Abstract
Purpose :
The efficacy of eye drops is impaired by the short survival time of the drug on the eye surface. As a consequence, topical administration of ocular therapeutics requires high drug doses and frequent administration, still rarely providing high bioavailability. One opportunity in the treatment of ophthalmic diseases lies in nanotechnology.
Methods :
Nucleic acids represent very appealing building blocks for the construction of nanoparticles (NPs) with great application potential in the field of drug delivery. Introducing hydrophobic chains at the nucleobase thymine enabled the synthesis of amphiphilic DNA strands (12mers with 4 lipid modified thymines at the 5’ end), which self-assemble into micelles. In a single step they can be equipped with different drugs by hybridization with an aptamer not requiring any chemical modification of the active pharmaceutical ingredient (API).

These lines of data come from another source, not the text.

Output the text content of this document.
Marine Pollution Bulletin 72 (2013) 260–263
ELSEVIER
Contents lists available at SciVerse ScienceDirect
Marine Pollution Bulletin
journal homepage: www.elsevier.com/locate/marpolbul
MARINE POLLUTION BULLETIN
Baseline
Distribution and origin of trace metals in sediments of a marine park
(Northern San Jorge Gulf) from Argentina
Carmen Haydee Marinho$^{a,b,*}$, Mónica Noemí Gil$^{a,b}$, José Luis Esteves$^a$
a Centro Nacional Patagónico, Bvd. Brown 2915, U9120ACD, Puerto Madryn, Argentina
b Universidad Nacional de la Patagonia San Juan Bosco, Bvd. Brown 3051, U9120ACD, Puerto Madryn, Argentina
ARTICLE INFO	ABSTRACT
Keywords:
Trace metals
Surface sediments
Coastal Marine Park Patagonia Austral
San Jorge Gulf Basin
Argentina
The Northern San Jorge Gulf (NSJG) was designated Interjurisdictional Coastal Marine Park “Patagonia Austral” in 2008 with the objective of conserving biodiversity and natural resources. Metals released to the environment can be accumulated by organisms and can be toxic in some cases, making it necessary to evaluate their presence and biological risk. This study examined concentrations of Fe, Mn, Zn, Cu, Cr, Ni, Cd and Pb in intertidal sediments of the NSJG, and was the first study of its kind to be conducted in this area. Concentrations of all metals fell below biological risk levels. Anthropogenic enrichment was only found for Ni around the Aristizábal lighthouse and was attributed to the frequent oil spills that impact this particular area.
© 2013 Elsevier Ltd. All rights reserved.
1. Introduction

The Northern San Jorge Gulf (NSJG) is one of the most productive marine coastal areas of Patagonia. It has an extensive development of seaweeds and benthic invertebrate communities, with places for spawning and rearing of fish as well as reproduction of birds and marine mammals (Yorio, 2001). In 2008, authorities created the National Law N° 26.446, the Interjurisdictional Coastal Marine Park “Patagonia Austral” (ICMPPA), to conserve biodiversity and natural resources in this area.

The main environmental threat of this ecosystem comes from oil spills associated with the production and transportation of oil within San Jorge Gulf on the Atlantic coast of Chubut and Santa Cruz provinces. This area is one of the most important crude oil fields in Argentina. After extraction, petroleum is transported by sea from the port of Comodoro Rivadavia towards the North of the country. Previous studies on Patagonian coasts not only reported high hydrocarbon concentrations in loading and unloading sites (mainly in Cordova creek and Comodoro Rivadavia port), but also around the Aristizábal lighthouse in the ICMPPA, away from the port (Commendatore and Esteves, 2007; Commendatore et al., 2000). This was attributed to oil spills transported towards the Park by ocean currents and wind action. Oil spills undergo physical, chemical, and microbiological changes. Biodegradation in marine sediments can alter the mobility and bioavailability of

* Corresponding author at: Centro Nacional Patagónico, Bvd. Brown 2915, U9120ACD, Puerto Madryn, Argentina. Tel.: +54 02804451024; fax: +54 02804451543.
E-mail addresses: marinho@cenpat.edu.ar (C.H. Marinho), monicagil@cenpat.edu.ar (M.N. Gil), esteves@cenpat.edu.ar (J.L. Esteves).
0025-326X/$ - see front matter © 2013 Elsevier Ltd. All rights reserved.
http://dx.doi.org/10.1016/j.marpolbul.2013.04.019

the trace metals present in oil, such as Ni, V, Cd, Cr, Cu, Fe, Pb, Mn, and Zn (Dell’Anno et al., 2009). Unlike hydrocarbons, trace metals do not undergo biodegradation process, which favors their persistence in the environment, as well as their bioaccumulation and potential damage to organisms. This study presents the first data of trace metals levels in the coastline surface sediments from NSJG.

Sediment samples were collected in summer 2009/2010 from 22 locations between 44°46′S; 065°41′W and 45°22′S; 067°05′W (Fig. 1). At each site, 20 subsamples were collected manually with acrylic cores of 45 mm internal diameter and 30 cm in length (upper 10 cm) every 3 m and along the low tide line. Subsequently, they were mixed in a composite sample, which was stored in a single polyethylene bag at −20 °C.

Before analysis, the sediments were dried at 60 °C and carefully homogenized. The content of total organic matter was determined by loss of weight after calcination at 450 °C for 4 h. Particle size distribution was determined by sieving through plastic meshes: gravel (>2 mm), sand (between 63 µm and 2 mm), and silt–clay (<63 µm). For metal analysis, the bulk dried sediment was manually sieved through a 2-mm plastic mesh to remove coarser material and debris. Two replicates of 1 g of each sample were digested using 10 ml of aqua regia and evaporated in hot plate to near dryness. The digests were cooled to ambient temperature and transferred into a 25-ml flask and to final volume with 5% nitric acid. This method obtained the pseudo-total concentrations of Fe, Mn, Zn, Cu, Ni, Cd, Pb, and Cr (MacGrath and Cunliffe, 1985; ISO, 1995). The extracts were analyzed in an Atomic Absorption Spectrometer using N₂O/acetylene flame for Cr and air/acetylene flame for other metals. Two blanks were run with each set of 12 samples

Four drugs –two antibiotics and two glaucoma drugs- were bound via aptameric interactions to the carrier system: Neomycin, Kanamycin, Travoprost and Brimonidine.
Results :
The effects of the fluorescently labeled DNA-NPs were compared ex-vivo and in-vivo to formulations with the pristine drugs. After different incubation times, the adhesion to the corneas was assessed via fluorescence microscopy and fluorophotometry. Our DNA-NPs adhered to the corneal surface for extended periods of time. The efficiency of Travoprost delivery was measured with liquid chromatography–mass spectrometry (LC-MS) and compared to the commercially available formulation. Quantification revealed that our NPs enable delivery of at least double the amount of the drug at every time-point investigated and most importantly four times more Travoprost at the four hour time-point. To assess the efficacy and functionality of the APIs, murine eyes were infected with Pseudomonas. Antibiotics delivered with our NP showed a much faster and more efficient bactericidal effect. With our NP-system the same efficacy can be reached with a 25x lower concentration on infected animals. Finally, the NPs were confirmed to be applicable even for human tissue.
Conclusions :
Our data successfully prove the applicability of a DNA-based drug delivery system for the treatment of a major eye disease, i.e. glaucoma or corneal infections. These results will fuel further research into easy-to-prepare and modular drug delivery platforms tackling also other indications of the anterior of the eye.
This is an abstract that was submitted for the 2018 ARVO Annual Meeting, held in Honolulu, Hawaii, April 29 - May 3, 2018.